5 stars
Just LOVED this look at a highly believable high-tech future set in the 2050’s that kept me quickly turning pages with awe.
In this imagined future IVF allows for picking parent’s choice among analyzed 5-day old embryos, with “natural” born children at a distinct disadvantage. Parents can choose between the relative strengths of the embryos. Screening for disease vulnerabilities in fertilized eggs has eradicated most inherited diseases. Test tube babies are the norm, and procreative sex a thing of the past. New technology enables any human cell to be transformed into a sperm or egg. An elusive secret cell hacker group, calling themselves the Vault, steals celebrity DNA to either blackmail the celebrity or sell the DNA to the highest bidder who wants to have a celebrity’s child. Smart contact lens have replaced cell phones, which have become viewed as quaint and antiquated.

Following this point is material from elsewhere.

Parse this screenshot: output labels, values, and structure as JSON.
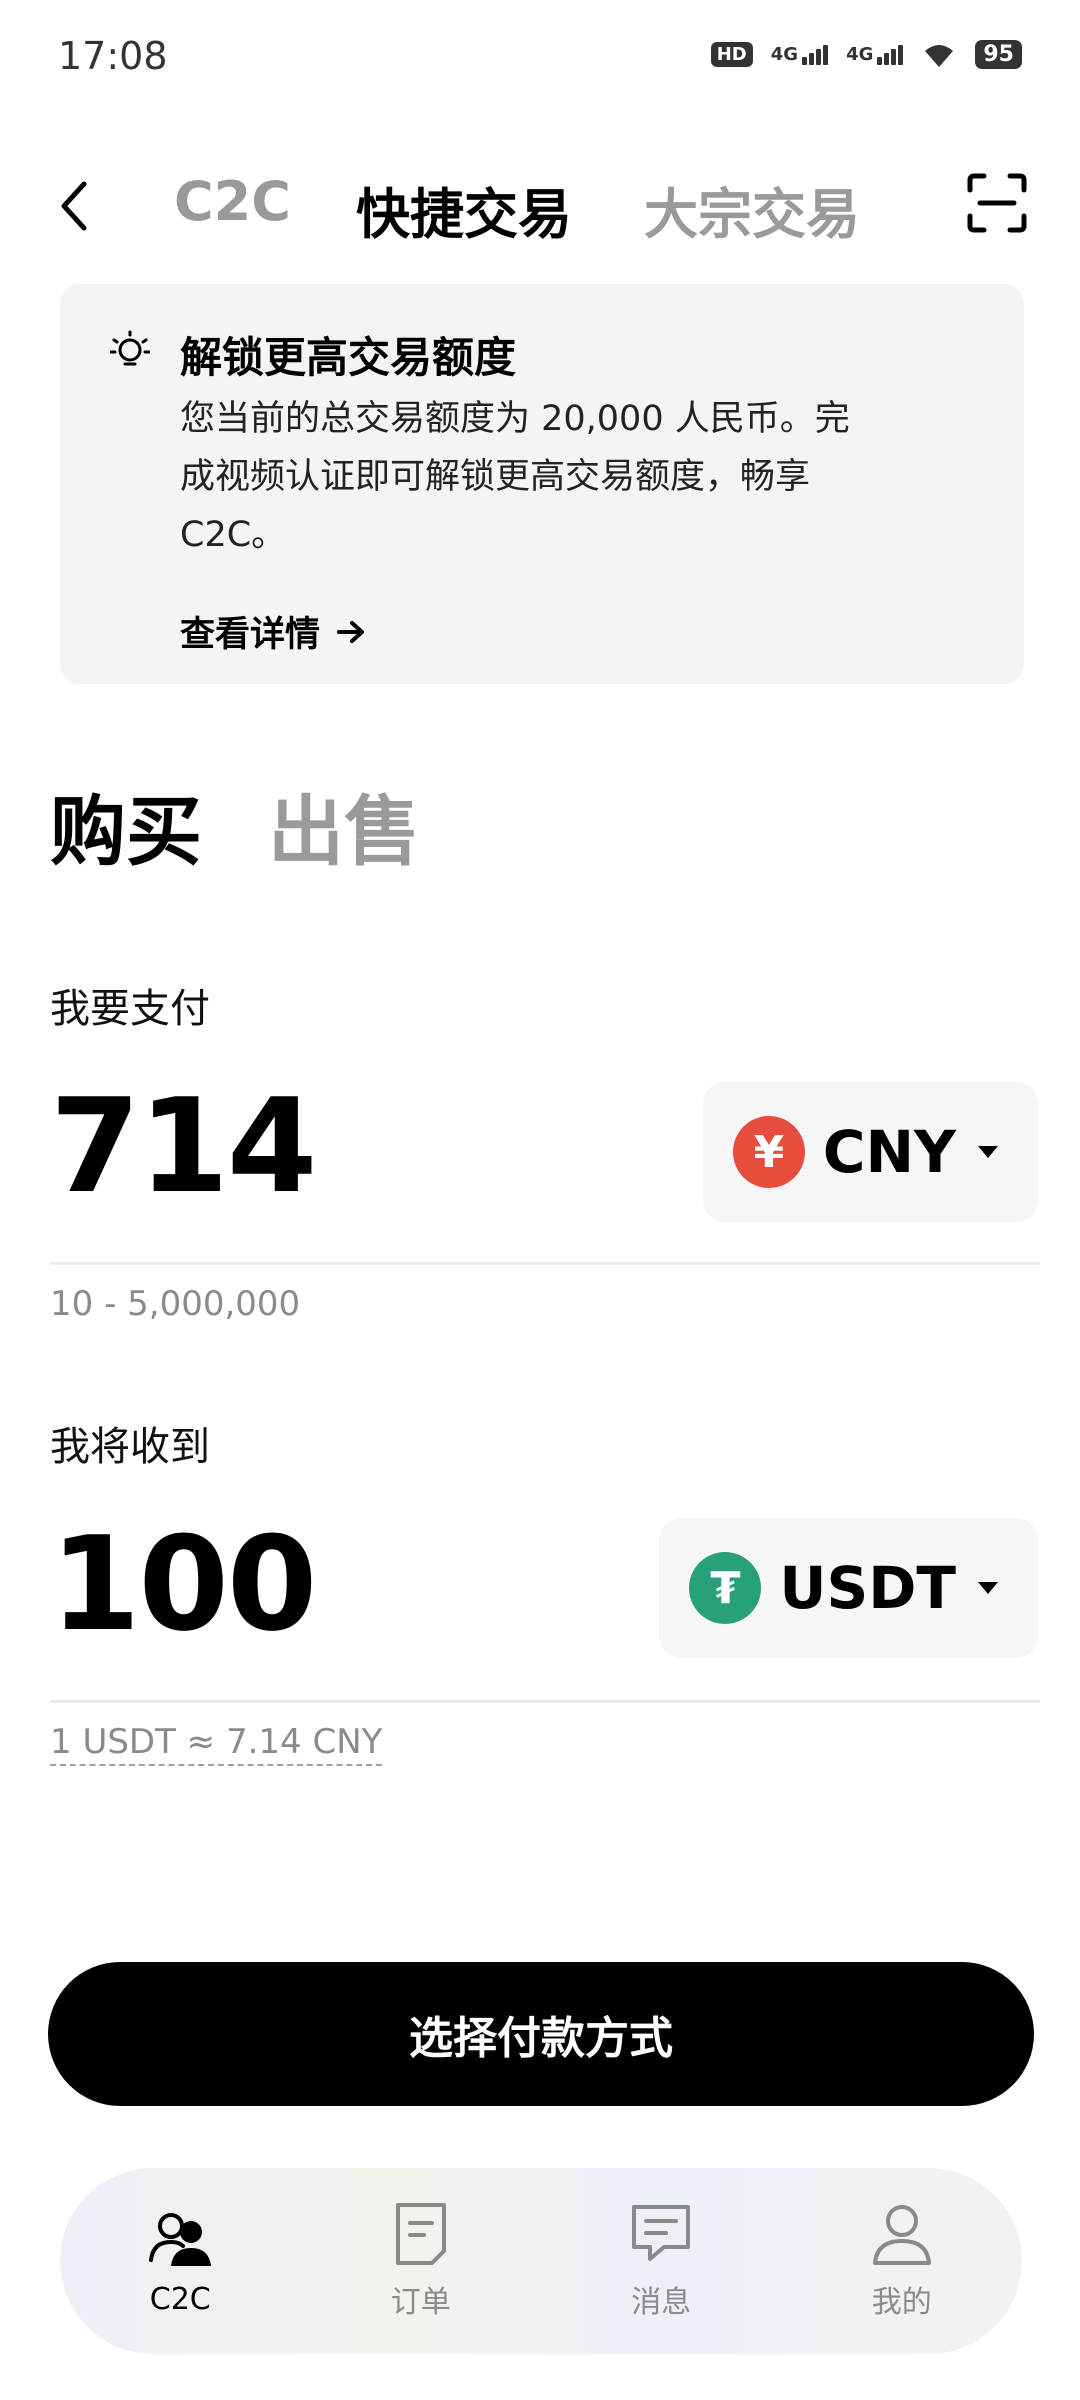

Thorne, a guitar playing teen-throb celebrity, has been threatened in the prior year by the Vault who claimed to have his DNA until he paid them a ransom for it back. He hires Ember, who has self-fashioned herself as a bio-security guard, to follow him on his world-wide concert tour to protect him from more stolen DNA. Quinn, a surrogate for hire, believes she is carrying Thorne’s DNA for a widowed gay man who’s a fan and is about to confront Thorne with this fact. Lily, a recent college grad working for one of the few remaining print magazines needs to find a high-tech story impressive enough for their Editor in Chief, and finds potential in her parent’s decision to have another baby in their 80’s, so called “golden age parenting.”
The plot keeps things moving quickly and absorbingly along, but the real star here is the glimpse into a future that seems all too probable.
Thanks to The Quick Brown Fox & CO, Crooked Lane Books, and NetGalley for an advanced reader’s copy in exchange for an honest review.